At the end of the day, the laws are about who gets to participate in certain aspects of everyday life.
“I think the stereotypes that still come to mind for a lot of people—and, frankly, these legislators are relying on these stereotypes—are meant to present trans lives as still being strange and radically different,” Davis says. “It’s devoid of humanity. Because how else could you justify excluding this trans boy from playing golf? It doesn’t make a lot of sense.”
It is not as though Luc, like Cepicky says of the Vanderbilt kicker Fuller, is in any danger of getting hurt out on the links, Davis points out. Golf “cannot be any safer,” he adds, laughing.

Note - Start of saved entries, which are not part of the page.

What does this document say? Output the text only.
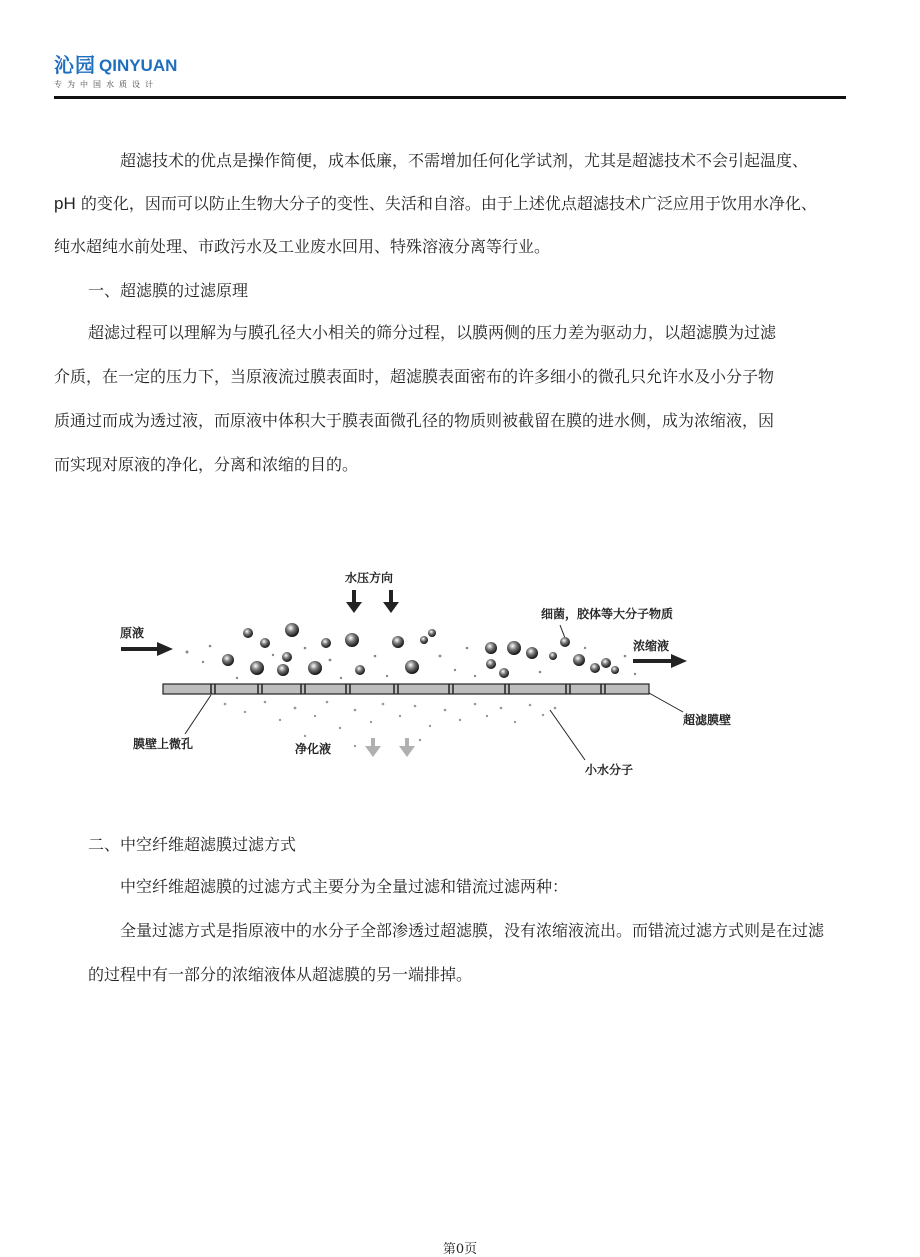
沁园 QINYUAN
专为中国水质设计
超滤技术的优点是操作简便，成本低廉，不需增加任何化学试剂，尤其是超滤技术不会引起温度、
pH 的变化，因而可以防止生物大分子的变性、失活和自溶。由于上述优点超滤技术广泛应用于饮用水净化、
纯水超纯水前处理、市政污水及工业废水回用、特殊溶液分离等行业。
一、超滤膜的过滤原理
超滤过程可以理解为与膜孔径大小相关的筛分过程，以膜两侧的压力差为驱动力，以超滤膜为过滤
介质，在一定的压力下，当原液流过膜表面时，超滤膜表面密布的许多细小的微孔只允许水及小分子物
质通过而成为透过液，而原液中体积大于膜表面微孔径的物质则被截留在膜的进水侧，成为浓缩液，因
而实现对原液的净化，分离和浓缩的目的。
水压方向
原液
细菌，胶体等大分子物质
浓缩液
膜壁上微孔	净化液
小水分子
超滤膜壁
二、中空纤维超滤膜过滤方式
中空纤维超滤膜的过滤方式主要分为全量过滤和错流过滤两种：
全量过滤方式是指原液中的水分子全部渗透过超滤膜，没有浓缩液流出。而错流过滤方式则是在过滤
的过程中有一部分的浓缩液体从超滤膜的另一端排掉。
第0页
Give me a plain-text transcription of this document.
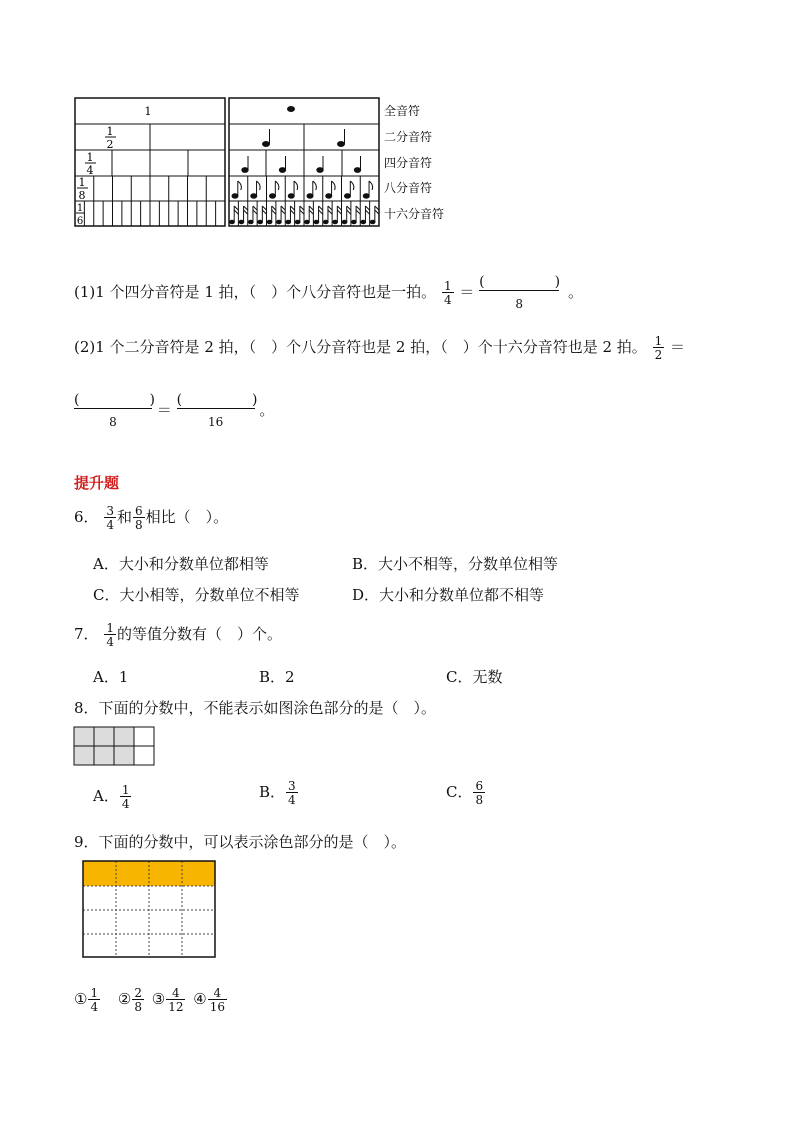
1
1
2
1
4
1
8
1
6
全音符
二分音符
四分音符
八分音符
十六分音符
(1)1 个四分音符是 1 拍，（　）个八分音符也是一拍。 $\frac{1}{4}$ ＝
(　　　　　)
8
。
(2)1 个二分音符是 2 拍，（　）个八分音符也是 2 拍，（　）个十六分音符也是 2 拍。 $\frac{1}{2}$ ＝
(　　　　　)
8
＝
(　　　　　)
16
。
提升题
6． $\frac{3}{4}$ 和 $\frac{6}{8}$ 相比（　）。
A．大小和分数单位都相等	B．大小不相等，分数单位相等
C．大小相等，分数单位不相等	D．大小和分数单位都不相等
7． $\frac{1}{4}$ 的等值分数有（　）个。
A．1	B．2	C．无数
8．下面的分数中，不能表示如图涂色部分的是（　）。
A． $\frac{1}{4}$	B． $\frac{3}{4}$	C． $\frac{6}{8}$
9．下面的分数中，可以表示涂色部分的是（　）。
① $\frac{1}{4}$ ② $\frac{2}{8}$ ③ $\frac{4}{12}$ ④ $\frac{4}{16}$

Chase Strangio, a lawyer for the ACLU working on Luc’s case and similar ones across the nation, says that if supporting girls and women’s sports were truly the goal of legislators, there are other ways to go about it.
“If the state interest is protecting women and girls in sports, then the state would mostly rationally respond by investing more resources in [women’s] sports, which they’re not doing,” he says. “Ending sexual assault and sexual violence at the hands of their coaches and others, which is essentially endemic to sport right now in truly catastrophic ways. Investing in women’s coaches and mentors and physical training protocols that support women and girls, none of which are happening.”
As the court battle plays out in Tennessee, Luc mostly wants to let people know that there’s more to him than just the lawsuit.
“My life is pretty boring,” he says, laughing. “I play Minecraft with my friends and learn as much as I can about finance and business.” In a certain sense, he’d like his life to be even more boring—free of a battle over a law that he feels attacks his humanity. He just wants to play golf.